Le temps qu’elle le fasse, la mère d’Abby est à ça de la tuer, et de tuer aussi Weaverly qui, finalement, décide de débarquer pour venir en aide à sa sœur et confronter sa mère, Francesca. Tout se termine à peu près bien, donc, avec même Abby qui se rend compte qu’elle n’est pas maléfique et n’a pas envie de tuer sa mère. Si elle n’en a pas envie, la demi-sœur n’en est pas loin : cela permet de faire pression sur Francesca, allez savoir pourquoi ou comment. Je veux dire, oui, elle a perdu face à ses filles, mais ça n’empêche en rien de les faire chier en ne débloquant pas la lame.

Elle la débloque malgré tout, et hop, Macy récupère son pouvoir. Elle le fait pile à temps pour l’arrivée d’Harry chez Abby. Ben oui, il faut bien faire avancer l’épisode.

Avant ça, Mel est occupée à tenter de ne pas accoucher. Elle a pour cela l’aide de sa cousine qui maîtrise toujours bien la magie. Et les techniques pour accoucher sont bien plus simples avec de la magie permettant de voir à l’avance les yeux du bébé, par exemple. Mel ne veut rien savoir pour autant. La scène ne m’a pas paru si bien joué que ça, m’enfin, l’essentiel, c’est qu’on en arrive vite à changer de sujet une fois de plus.

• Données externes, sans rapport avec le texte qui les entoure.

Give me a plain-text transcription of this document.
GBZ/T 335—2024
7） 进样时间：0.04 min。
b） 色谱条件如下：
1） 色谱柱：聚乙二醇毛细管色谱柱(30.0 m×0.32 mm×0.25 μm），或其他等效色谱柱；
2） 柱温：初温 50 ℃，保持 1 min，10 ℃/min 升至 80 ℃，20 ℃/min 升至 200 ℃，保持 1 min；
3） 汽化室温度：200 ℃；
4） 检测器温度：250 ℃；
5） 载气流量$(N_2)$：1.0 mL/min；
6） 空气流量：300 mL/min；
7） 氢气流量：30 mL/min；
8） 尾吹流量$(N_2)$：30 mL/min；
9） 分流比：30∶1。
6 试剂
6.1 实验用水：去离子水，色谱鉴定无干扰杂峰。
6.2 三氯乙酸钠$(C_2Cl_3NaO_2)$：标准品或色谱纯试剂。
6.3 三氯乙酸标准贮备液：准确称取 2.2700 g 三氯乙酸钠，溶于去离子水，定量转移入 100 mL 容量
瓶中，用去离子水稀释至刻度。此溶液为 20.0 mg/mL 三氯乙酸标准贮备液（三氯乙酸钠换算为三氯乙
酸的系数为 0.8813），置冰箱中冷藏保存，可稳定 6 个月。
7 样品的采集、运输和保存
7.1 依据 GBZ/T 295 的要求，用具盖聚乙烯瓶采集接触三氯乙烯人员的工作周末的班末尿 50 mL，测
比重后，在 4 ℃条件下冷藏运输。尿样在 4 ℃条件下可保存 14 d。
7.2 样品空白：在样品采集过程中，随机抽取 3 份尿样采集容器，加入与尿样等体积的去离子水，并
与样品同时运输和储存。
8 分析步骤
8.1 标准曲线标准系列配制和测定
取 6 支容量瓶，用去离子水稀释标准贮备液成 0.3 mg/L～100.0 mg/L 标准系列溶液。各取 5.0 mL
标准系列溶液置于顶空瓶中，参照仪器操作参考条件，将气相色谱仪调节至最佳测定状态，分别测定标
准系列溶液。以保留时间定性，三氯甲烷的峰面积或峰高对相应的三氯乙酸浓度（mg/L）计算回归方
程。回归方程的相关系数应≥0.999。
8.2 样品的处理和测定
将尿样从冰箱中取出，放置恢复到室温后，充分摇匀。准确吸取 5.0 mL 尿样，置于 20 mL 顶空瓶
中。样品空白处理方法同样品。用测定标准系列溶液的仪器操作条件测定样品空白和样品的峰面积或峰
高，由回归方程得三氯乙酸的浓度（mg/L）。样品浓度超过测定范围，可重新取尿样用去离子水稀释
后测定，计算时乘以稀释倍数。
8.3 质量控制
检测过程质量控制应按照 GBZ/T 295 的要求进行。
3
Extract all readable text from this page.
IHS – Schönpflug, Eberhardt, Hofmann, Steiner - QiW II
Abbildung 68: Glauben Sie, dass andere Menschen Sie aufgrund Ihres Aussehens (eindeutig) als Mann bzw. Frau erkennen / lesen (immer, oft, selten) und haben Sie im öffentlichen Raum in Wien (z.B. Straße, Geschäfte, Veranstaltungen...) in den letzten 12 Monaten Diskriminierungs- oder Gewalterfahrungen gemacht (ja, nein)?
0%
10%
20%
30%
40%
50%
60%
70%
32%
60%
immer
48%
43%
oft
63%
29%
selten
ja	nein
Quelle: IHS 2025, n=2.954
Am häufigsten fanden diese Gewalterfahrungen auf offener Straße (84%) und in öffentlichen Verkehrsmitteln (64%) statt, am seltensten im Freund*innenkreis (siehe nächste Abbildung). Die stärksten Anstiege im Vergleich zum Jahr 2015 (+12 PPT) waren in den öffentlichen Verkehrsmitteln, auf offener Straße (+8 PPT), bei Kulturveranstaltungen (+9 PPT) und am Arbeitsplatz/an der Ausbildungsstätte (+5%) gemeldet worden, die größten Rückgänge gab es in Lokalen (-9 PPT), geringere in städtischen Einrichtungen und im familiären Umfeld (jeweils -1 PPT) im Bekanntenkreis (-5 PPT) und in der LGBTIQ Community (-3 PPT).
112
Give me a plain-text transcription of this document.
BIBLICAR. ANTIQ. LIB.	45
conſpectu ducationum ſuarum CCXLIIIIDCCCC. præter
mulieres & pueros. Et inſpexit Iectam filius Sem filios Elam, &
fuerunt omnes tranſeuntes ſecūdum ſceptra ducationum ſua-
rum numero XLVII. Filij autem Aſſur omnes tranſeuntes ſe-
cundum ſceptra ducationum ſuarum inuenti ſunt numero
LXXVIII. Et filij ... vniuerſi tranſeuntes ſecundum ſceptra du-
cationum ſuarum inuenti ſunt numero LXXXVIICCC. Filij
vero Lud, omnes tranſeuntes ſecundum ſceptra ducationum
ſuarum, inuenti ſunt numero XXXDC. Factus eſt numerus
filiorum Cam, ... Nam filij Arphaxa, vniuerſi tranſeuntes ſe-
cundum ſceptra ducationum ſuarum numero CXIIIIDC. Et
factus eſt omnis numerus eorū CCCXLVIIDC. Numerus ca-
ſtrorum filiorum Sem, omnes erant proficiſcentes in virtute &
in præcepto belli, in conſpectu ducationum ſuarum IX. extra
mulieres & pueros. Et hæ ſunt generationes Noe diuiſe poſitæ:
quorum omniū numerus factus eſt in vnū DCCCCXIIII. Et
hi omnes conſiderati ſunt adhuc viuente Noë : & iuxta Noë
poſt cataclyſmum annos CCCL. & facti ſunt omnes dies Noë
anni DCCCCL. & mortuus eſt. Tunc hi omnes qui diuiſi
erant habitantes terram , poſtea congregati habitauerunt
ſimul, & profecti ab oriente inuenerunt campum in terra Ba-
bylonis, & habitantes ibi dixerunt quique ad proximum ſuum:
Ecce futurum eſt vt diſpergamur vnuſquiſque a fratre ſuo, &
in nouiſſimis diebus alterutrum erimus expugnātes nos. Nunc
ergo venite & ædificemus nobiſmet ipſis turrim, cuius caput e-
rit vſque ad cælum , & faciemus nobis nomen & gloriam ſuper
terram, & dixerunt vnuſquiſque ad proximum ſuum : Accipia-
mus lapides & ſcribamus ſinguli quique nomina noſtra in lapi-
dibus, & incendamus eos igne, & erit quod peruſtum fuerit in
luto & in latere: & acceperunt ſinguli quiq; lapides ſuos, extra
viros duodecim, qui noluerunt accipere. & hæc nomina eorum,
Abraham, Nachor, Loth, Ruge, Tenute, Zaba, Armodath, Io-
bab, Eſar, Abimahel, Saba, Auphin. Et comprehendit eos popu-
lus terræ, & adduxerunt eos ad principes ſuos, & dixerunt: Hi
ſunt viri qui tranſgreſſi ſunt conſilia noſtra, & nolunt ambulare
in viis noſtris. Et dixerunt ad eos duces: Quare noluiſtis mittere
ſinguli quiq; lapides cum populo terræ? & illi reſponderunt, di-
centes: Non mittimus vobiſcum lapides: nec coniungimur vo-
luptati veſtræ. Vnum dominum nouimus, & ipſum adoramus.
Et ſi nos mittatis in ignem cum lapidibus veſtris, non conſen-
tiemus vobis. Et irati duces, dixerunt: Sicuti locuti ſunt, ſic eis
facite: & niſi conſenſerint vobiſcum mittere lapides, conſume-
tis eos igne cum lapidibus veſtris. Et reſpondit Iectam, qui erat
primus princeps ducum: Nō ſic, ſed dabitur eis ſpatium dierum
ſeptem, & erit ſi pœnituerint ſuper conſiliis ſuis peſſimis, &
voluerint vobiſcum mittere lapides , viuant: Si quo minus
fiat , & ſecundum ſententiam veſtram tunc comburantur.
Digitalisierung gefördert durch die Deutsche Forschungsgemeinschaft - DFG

La série va toujours à toute vitesse : le but du retour de Josefina est ici d’en revenir à l’intrigue sur Marisol. Josefina est donc revenue avec la preuve que Marisol avait bien trahi sa sœur en volant le Livre des Ombres, et elle la file à Mel entre deux contractions et préparation de potion pour soulager les contractions. Cela fonctionne et ça permet à Mel d’avoir une petite crise d’identité : comment pourrait-elle être une bonne mère si elle ne connaît pas vraiment la sienne ?

Euh… Un milliard de réponses à cette question, à peu près, mais ce n’est pas l’essentiel. L’essentiel, c’est que Josefina renverse du thé au citron sur la lettre de la mère, révélant comme par hasard un message secret. Pas brillante, l’écriture de cet épisode ! Et l’écriture de la mère ? Elle a volé le livre pour protéger sa descendance et s’est barrée pour protéger le reste de la famille.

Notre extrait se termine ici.